Не торопясь, словно зная, что жертве некуда бежать, хищник — матерый зверь с большой лобастой головой и белой опушкой на шее — выбрался из кустов и облизнулся, показав алую клыкастую пасть. Несчастному сурожцу вдруг показалось, что рядом, в овраге, есть кто-то еще. Еще один волк? Евстафий вытащил из сафьянных ножен кинжал, с которым не расставался, — такое уж было время. Скосил глаза в сторону — какой из зверей бросится первым? — и облегченно перевел дух: там, слева от него, кутаясь в дырявый плащ, жалась к кустам молодая светловолосая девушка, в которой он тут же узнал собственную рабыню. Волк остановился, словно в раздумье, вздыбил шерсть на загривке, поводил лобастой головой из стороны в сторону и — видимо, сделав окончательный выбор, — прыгнул…

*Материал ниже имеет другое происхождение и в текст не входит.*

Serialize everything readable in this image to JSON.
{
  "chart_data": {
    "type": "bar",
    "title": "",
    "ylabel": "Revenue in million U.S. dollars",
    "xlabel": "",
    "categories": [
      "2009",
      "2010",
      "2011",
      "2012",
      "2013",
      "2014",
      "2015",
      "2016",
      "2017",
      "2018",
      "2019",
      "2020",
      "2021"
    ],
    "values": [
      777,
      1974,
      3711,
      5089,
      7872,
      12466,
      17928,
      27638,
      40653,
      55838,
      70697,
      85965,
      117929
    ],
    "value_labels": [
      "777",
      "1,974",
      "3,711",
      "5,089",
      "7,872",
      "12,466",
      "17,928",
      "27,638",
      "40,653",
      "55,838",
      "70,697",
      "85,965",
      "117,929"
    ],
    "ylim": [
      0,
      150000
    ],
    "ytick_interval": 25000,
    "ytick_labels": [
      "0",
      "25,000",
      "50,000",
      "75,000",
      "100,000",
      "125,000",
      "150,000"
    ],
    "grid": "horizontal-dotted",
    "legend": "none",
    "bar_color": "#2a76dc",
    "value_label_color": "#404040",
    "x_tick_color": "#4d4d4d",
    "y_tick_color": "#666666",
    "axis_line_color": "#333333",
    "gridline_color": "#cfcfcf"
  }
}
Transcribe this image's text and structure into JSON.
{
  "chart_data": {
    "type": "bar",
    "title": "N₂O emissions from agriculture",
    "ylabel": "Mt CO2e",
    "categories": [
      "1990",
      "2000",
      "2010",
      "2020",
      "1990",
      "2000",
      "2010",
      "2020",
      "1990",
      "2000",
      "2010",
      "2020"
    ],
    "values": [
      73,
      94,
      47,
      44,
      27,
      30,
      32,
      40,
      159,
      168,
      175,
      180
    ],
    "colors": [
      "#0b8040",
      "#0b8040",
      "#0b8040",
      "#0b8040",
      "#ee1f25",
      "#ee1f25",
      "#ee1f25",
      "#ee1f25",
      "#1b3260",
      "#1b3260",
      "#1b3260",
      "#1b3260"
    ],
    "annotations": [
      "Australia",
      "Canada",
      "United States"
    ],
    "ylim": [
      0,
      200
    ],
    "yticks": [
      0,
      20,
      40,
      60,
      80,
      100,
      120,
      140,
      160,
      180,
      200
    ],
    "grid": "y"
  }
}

Прыгнул на девчонку. Та вытянула вперед подобранную с земли палку… Что эта палка перед клыками матерого зверя? Евстафий не стал ждать — знал, убив девушку, волк тут же примется за него — и, сделав рывок вперед, всадил кинжал в желтовато-серое брюхо пролетавшего мимо хищника. Лезвие лишь скользнуло, слегка ранив зверя, и тот, приземляясь, развернулся и бросился на купца. И тут же получил по голове палкой. А потом еще и еще… Купец ободряюще подмигнул невольнице — молодец, девка! А волк, рыча, скалил зубы и вертелся на одном месте — хорошо, что овраг оказался для него слишком узким, иначе б худо пришлось людям. Впрочем, им и так было не сладко: справиться с рычащим разъяренным зверем — для этого нужны и хитрость, и сноровка, и смелость. Хищник не просто кружил — он делал короткие прыжки, выпады, стараясь достать упорно сопротивляющиеся жертвы.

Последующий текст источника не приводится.